Lo mismo ocurre cada día, las circunstancias, los encuentros, la actitud propia y ajena, son fichas que aparecen en el juego diario, y cada uno de nosotros decide qué hacer con ellas. Algunas de ellas giran con facilidad y encajan, otras no, a algunas de ellas les damos vueltas y vueltas sin lograr ubicarlas perfectamente, y entonces quedan por ahí, causando vacíos que impiden que sumemos puntos en esa partida.

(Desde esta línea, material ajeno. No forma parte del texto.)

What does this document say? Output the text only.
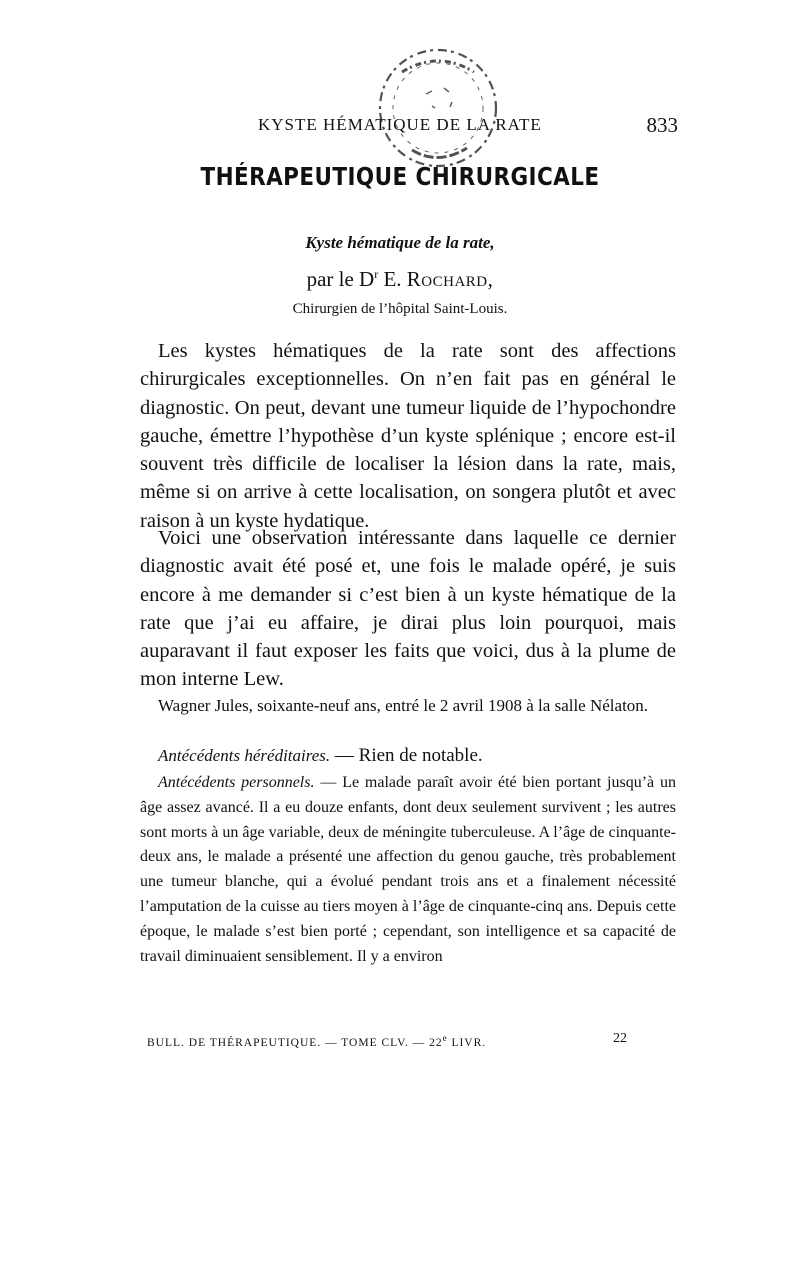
KYSTE HÉMATIQUE DE LA RATE	833
THÉRAPEUTIQUE CHIRURGICALE
Kyste hématique de la rate,
par le $D^r$ E. Rochard,
Chirurgien de l’hôpital Saint-Louis.

Les kystes hématiques de la rate sont des affections chirurgicales exceptionnelles. On n’en fait pas en général le diagnostic. On peut, devant une tumeur liquide de l’hypochondre gauche, émettre l’hypothèse d’un kyste splénique ; encore est-il souvent très difficile de localiser la lésion dans la rate, mais, même si on arrive à cette localisation, on songera plutôt et avec raison à un kyste hydatique.

Voici une observation intéressante dans laquelle ce dernier diagnostic avait été posé et, une fois le malade opéré, je suis encore à me demander si c’est bien à un kyste hématique de la rate que j’ai eu affaire, je dirai plus loin pourquoi, mais auparavant il faut exposer les faits que voici, dus à la plume de mon interne Lew.

Wagner Jules, soixante-neuf ans, entré le 2 avril 1908 à la salle Nélaton.

Antécédents héréditaires. — Rien de notable.

Antécédents personnels. — Le malade paraît avoir été bien portant jusqu’à un âge assez avancé. Il a eu douze enfants, dont deux seulement survivent ; les autres sont morts à un âge variable, deux de méningite tuberculeuse. A l’âge de cinquante-deux ans, le malade a présenté une affection du genou gauche, très probablement une tumeur blanche, qui a évolué pendant trois ans et a finalement nécessité l’amputation de la cuisse au tiers moyen à l’âge de cinquante-cinq ans. Depuis cette époque, le malade s’est bien porté ; cependant, son intelligence et sa capacité de travail diminuaient sensiblement. Il y a environ

BULL. DE THÉRAPEUTIQUE. — TOME CLV. — 22e LIVR.	22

La clave para jugar es entender que, aún esa ficha juega, aunque la juzguemos inadecuada, aunque nos de malos ratos, esa ficha hace parte de nuestra construcción y nuestra alineación de bloques. Cada uno de nosotros puede, con las nuevas fichas, ir construyendo una estrategia para liberar la pantalla, para dejar nuevamente un buen espacio libre en la partida para seguir maniobrando. Mientras el juego esté activo las fichas seguirán apareciendo, una tras otra, y cada una de ellas sin importar su forma o su posición es una oportunidad para construir y sumar puntos, una oportunidad para crecer en nuestra destreza, en nuestra habilidad para maniobrar y para entender que, aunque no nos guste o no logremos encajarla en la primera, en esa ficha incómoda puede estar la clave para un maravilloso bloque que pronto se alineará y sumará a nuestra partida. Así las cosas y en el TETRIS de cada día, ¡la mejor opción es seguir jugando!